Le cas algérien a été inaugural dans le monde arabe ces deux dernières décennies: des islamistes en arme, vaincus, mais des islamistes soft assimilés pendant que les islamistes en armes sont toujours pourchassés. Cela s’appelle la «Réconciliation nationale avec lutte anti-terroriste». Depuis le coup d’Etat de 1992 et l’annulation du processus électoral par les généraux janviéristes, le régime algérien a donc opté pour une formule d’assimilation en  douce. Le Front islamique du Salut a été certes dissous mais très vite remplacé par deux «incarnations» domestiques : le MSP (le Mouvement de la société pour la paix Mahfoud Nahnah en 1990) et quelques concurrents comme El Islah, la Réforme (plus radical). Le but était évident: faire passer le message que le pouvoir ne peut pas être pris ni par les urnes, ni par les armes, mais seulement par petites concessions.

Du coup, le MSP est vu comme l’un des acteurs du triptyque politique qui soutient Bouteflika depuis une décennie (le FLN ex-parti unique, le RND parti barrage contre les islamistes crée durant les années 90 et le MSP parti des islamistes sans armes et sans grandes ambitions avouées). Les islamistes étaient donc devenus assimilés, aliénés, soumis et convaincus. Du moins jusqu’aux élections de la constituante tunisienne et la fuite de Ben Ali. Du coup, le rêve d’un Etat islamiste est de retour, en douce, en murmure, dans les rêves mais au bout des lèvres des Algériens semi-barbus.

Pas la version «sauvage» des GIA (groupe islamique armé) et GSPC (groupe salafiste pour la prédication et le combat) et autres groupes armés pour imposer le Califat de Dieu, ni celle des Iraniens en crise et en hystérie, mais celle plus soft, plus mondaine internationalement des Turcs de l’AKP.

Trois jours d’amitié

Le Samedi 19 novembre, Rachid Ghannouchi, le leader islamiste tunisien arrive en Algérie sur invitation discrète de la Présidence. Le bonhomme n’est ni un chef d’Etat, ni un ministre, ni un officiel, mais sera accueilli comme tel, pour une vraie visite d’Etat de trois jours. L’honneur fait au vainqueur s’explique par le voisinage, l’histoire, la nécessité mais aussi par les souvenirs: Ghannouchi était l’un des rares proches de Bouteflika à l’époque où Bouteflika traversait le désert à pied, sans statut, en exil et dans l’anonymat de ses nostalgies et bien avant de revenir en Président. C’est ce qui explique le mot «visite d’amitié» qui a servi d’explication quasi-officielle. Du coup, la visite devient des retrouvailles dont l’intensité étonna la presse algérienne qui n’a pas su interpréter cette «chaleur» entre les deux hommes.

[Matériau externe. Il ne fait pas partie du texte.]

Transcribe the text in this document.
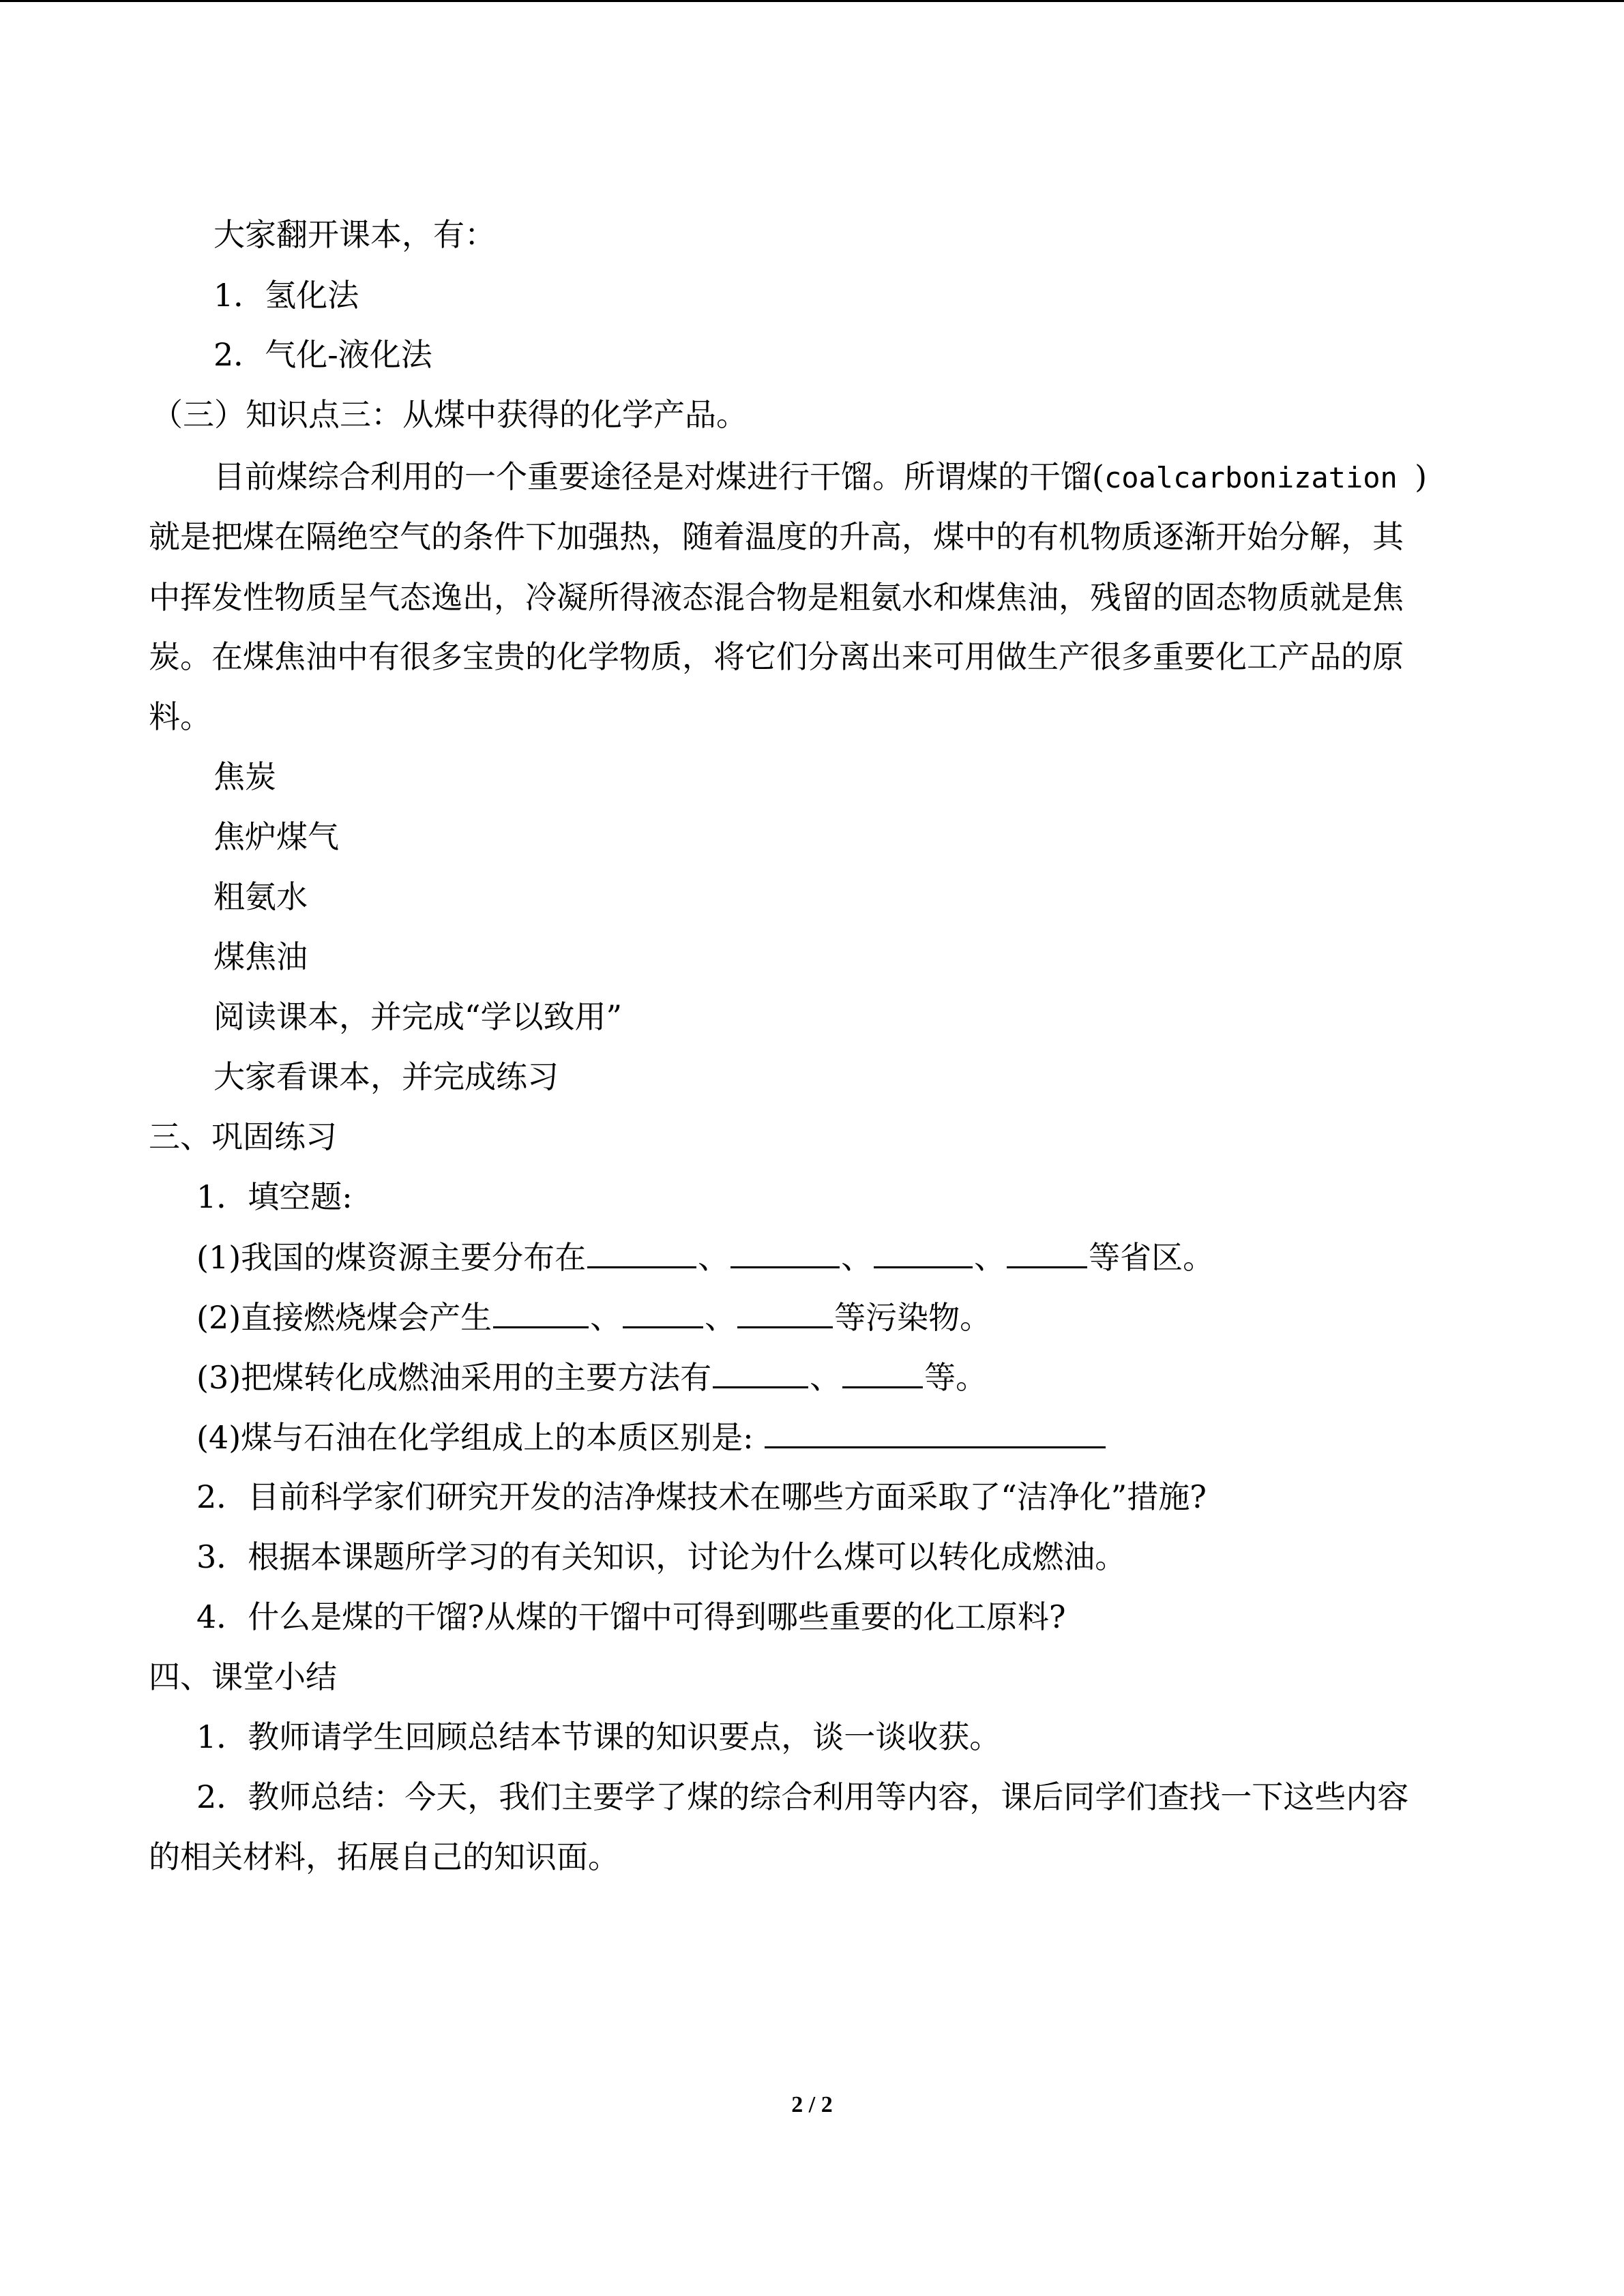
大家翻开课本，有：
1．氢化法
2．气化-液化法
（三）知识点三：从煤中获得的化学产品。
目前煤综合利用的一个重要途径是对煤进行干馏。所谓煤的干馏(coalcarbonization )
就是把煤在隔绝空气的条件下加强热，随着温度的升高，煤中的有机物质逐渐开始分解，其
中挥发性物质呈气态逸出，冷凝所得液态混合物是粗氨水和煤焦油，残留的固态物质就是焦
炭。在煤焦油中有很多宝贵的化学物质，将它们分离出来可用做生产很多重要化工产品的原
料。
焦炭
焦炉煤气
粗氨水
煤焦油
阅读课本，并完成“学以致用”
大家看课本，并完成练习
三、巩固练习
1．填空题:
(1)我国的煤资源主要分布在	、	、	、	等省区。
(2)直接燃烧煤会产生	、	、	等污染物。
(3)把煤转化成燃油采用的主要方法有	、	等。
(4)煤与石油在化学组成上的本质区别是:
2．目前科学家们研究开发的洁净煤技术在哪些方面采取了“洁净化”措施?
3．根据本课题所学习的有关知识，讨论为什么煤可以转化成燃油。
4．什么是煤的干馏?从煤的干馏中可得到哪些重要的化工原料?
四、课堂小结
1．教师请学生回顾总结本节课的知识要点，谈一谈收获。
2．教师总结：今天，我们主要学了煤的综合利用等内容，课后同学们查找一下这些内容
的相关材料，拓展自己的知识面。
2 / 2
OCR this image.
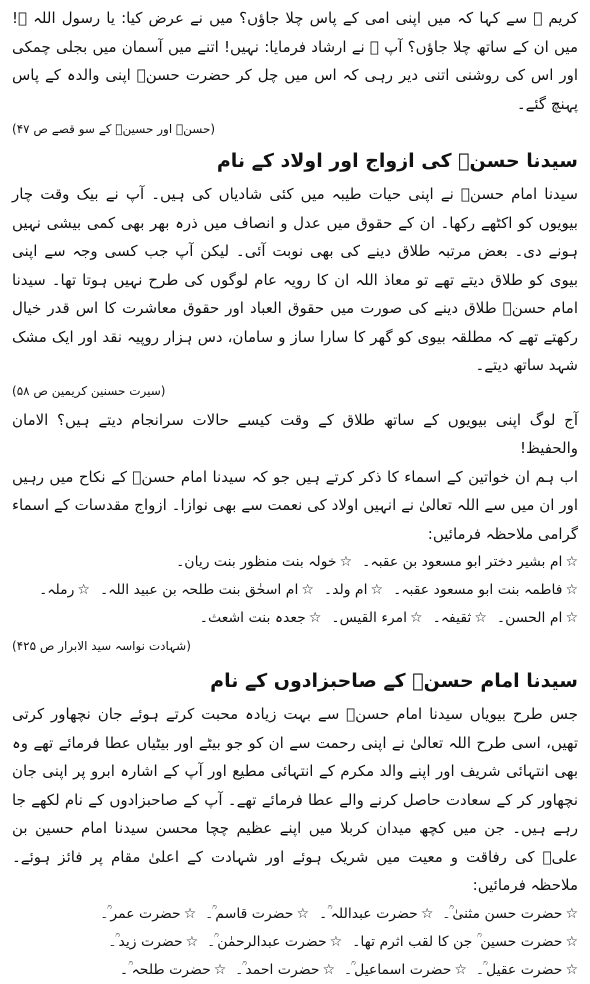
کریم ﷺ سے کہا کہ میں اپنی امی کے پاس چلا جاؤں؟ میں نے عرض کیا: یا رسول اللہ ﷺ! میں ان کے ساتھ چلا جاؤں؟ آپ ﷺ نے ارشاد فرمایا: نہیں! اتنے میں آسمان میں بجلی چمکی اور اس کی روشنی اتنی دیر رہی کہ اس میں چل کر حضرت حسنؓ اپنی والدہ کے پاس پہنچ گئے۔

(حسنؓ اور حسینؓ کے سو قصے ص ۴۷)
سیدنا حسنؓ کی ازواج اور اولاد کے نام

سیدنا امام حسنؓ نے اپنی حیات طیبہ میں کئی شادیاں کی ہیں۔ آپ نے بیک وقت چار بیویوں کو اکٹھے رکھا۔ ان کے حقوق میں عدل و انصاف میں ذرہ بھر بھی کمی بیشی نہیں ہونے دی۔ بعض مرتبہ طلاق دینے کی بھی نوبت آئی۔ لیکن آپ جب کسی وجہ سے اپنی بیوی کو طلاق دیتے تھے تو معاذ اللہ ان کا رویہ عام لوگوں کی طرح نہیں ہوتا تھا۔ سیدنا امام حسنؓ طلاق دینے کی صورت میں حقوق العباد اور حقوق معاشرت کا اس قدر خیال رکھتے تھے کہ مطلقہ بیوی کو گھر کا سارا ساز و سامان، دس ہزار روپیہ نقد اور ایک مشک شہد ساتھ دیتے۔

(سیرت حسنین کریمین ص ۵۸)

آج لوگ اپنی بیویوں کے ساتھ طلاق کے وقت کیسے حالات سرانجام دیتے ہیں؟ الامان والحفیظ!

اب ہم ان خواتین کے اسماء کا ذکر کرتے ہیں جو کہ سیدنا امام حسنؓ کے نکاح میں رہیں اور ان میں سے اللہ تعالیٰ نے انہیں اولاد کی نعمت سے بھی نوازا۔ ازواج مقدسات کے اسماء گرامی ملاحظہ فرمائیں:

☆ام بشیر دختر ابو مسعود بن عقبہ۔
☆خولہ بنت منظور بنت ریان۔
☆فاطمہ بنت ابو مسعود عقبہ۔
☆ام ولد۔
☆ام اسحٰق بنت طلحہ بن عبید اللہ۔
☆رملہ۔
☆ام الحسن۔
☆ثقیفہ۔
☆امرء القیس۔
☆جعدہ بنت اشعث۔
(شہادت نواسہ سید الابرار ص ۴۲۵)
سیدنا امام حسنؓ کے صاحبزادوں کے نام

جس طرح بیویاں سیدنا امام حسنؓ سے بہت زیادہ محبت کرتے ہوئے جان نچھاور کرتی تھیں، اسی طرح اللہ تعالیٰ نے اپنی رحمت سے ان کو جو بیٹے اور بیٹیاں عطا فرمائے تھے وہ بھی انتہائی شریف اور اپنے والد مکرم کے انتہائی مطیع اور آپ کے اشارہ ابرو پر اپنی جان نچھاور کر کے سعادت حاصل کرنے والے عطا فرمائے تھے۔ آپ کے صاحبزادوں کے نام لکھے جا رہے ہیں۔ جن میں کچھ میدان کربلا میں اپنے عظیم چچا محسن سیدنا امام حسین بن علیؓ کی رفاقت و معیت میں شریک ہوئے اور شہادت کے اعلیٰ مقام پر فائز ہوئے۔ ملاحظہ فرمائیں:

☆حضرت حسن مثنیٰ ؒ۔
☆حضرت عبداللہ ؒ۔
☆حضرت قاسم ؒ۔
☆حضرت عمر ؒ۔
☆حضرت حسین ؒ جن کا لقب اثرم تھا۔
☆حضرت عبدالرحمٰن ؒ۔
☆حضرت زید ؒ۔
☆حضرت عقیل ؒ۔
☆حضرت اسماعیل ؒ۔
☆حضرت احمد ؒ۔
☆حضرت طلحہ ؒ۔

Ghannouchi n'oublie pas ses frères algériens

Les islamistes du MSP seront cependant sur l’agenda de Rachid Ghannouchi et pour une longue réunion de plusieurs heures, en milieu de semaine, au siège du parti, à Alger. Selon les comptes rendus de la presse, il s’agit d’une véritable séance d’échanges de conseils et de vues, d’expérience et de driving et de mentoring. Une union du Maghreb islamiste en vue en attendant les prochaines législatives marocaines qui donne là aussi les islamistes comme favoris? Possible. Selon les journaux, les islamistes algériens ont surtout expliqué au leader d’Ennahda qu’il faut aller doucement, ne pas s’accaparer les gros portefeuilles dans le gouvernement, faire la différence entre un ministre et un militant du parti, ne pas heurter, ne pas brusquer, ne pas hâter et ne pas trop dire. Dans le registre, le MPS a une longue expérience de parti obéissant: depuis la défaite du FIS, les islamistes algériens savent courber l’échine quand il le faut et passer les deals les plus inattendus pour survivre dans les marges. Cela s’appelle de l'«entrisme» pour les détracteurs et un «soutien critique» pour les sympathisants.

Le «Tu ne feras point… » des islamistes algériens

En Algérie, le MSP ne dénonce jamais le gouvernement, ni la Présidence et encore moins le DRS (département du renseignement et de la sécurité), alias «les gens de la décision» comme les appelle le leader du MSP, Bouguerra Soltani. Le MSP ne démissionne pas pour protester, ne diffuse pas des communiqués de condamnation et n’oblige pas ses ministres (Deux, El-Hachemi Djaâboub et Amar Ghoul, ministre des Travaux public, le second ministre du Commerce), ne manifeste pas et juge le printemps arabe de loin et avec le bout des lèvres. Le MSP participe à toutes les élections et se tait sur les grandes questions. A Rachid Ghannouchi, les conseils ont été donc brefs, clairs et bien résumé lors de cette fameuse rencontre:  

«Il ne faut pas se précipiter dans la prise de décisions, ne pas chambouler la vie de tous les jours des Tunisiens et ne pas déstabiliser tout ce qui existe actuellement en Tunisie» aurait précisé les leaders islamistes algériens à l’enfant gâté de la révolution tunisienne.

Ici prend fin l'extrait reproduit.